Lawyers for Yosef Haim Ben-David say he was not responsible for his actions at the time of the July 2, 2014 abduction and murder of Mohamed Abu Khdeir, 16.
The incident was part of a spiral of violence that led to a 50-day war in the Gaza Strip between Israel and Palestinian militants.
As Ben-David, 31, was brought into court, TV crews shouted to him, “Have you got anything to say? Are you crazy?”
He did not reply and displayed no emotion, but Abu Khdeir’s father, Hussein Abu Khdeir, rose from his seat at the back of the courtroom.
“He’s not crazy that one, he’s a dog,” he shouted.
Throughout the 90-minute hearing Ben-David, bearded and wearing the black skullcap of an Orthodox Jew, sat silent and impassive, wearing a prison-issue winter coat over civilian clothes.
He briefly prayed silently from a book of psalms, which he kissed before returning it to his coat pocket.
His lawyer Asher Ohiyon said his client was shocked at the accusations against him and told his legal team, “We are Jews, Jews don’t do things like that.”
That brought an angry snort from Abu Khdeir, sitting next to his silent wife.
The prosecution argued that a psychiatric assessment saying he suffered from a mental condition “which could have affected his actions” failed to substantiate its findings and was inadmissible in court.

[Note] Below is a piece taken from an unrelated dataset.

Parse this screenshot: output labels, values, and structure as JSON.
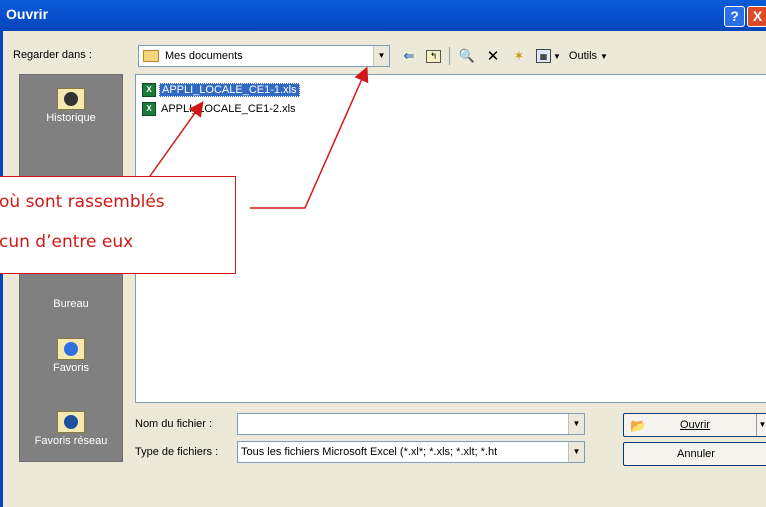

The presiding judge said he would make a decision in the coming days, without providing a date.
The next scheduled hearing in the case will be on January 13 for sentencing of two others already convicted for the killing.
On November 30, the court convicted two Jewish Israelis who were minors at the time of the kidnap and killing of Abu Khdeir, from Israeli-annexed East Jerusalem. It has not published their names.
The court also found on that date that Ben-David had committed the crime, but held off on convicting him after a last-minute request by his lawyers for a psychiatric evaluation.
Abu Khdeir was abducted and killed weeks after the kidnap and murder of three Israeli teenagers in the West Bank.
The Gaza war that followed killed more than 2,200 people, making 2014 the bloodiest year of the Israeli-Palestinian conflict, according to the United Nations.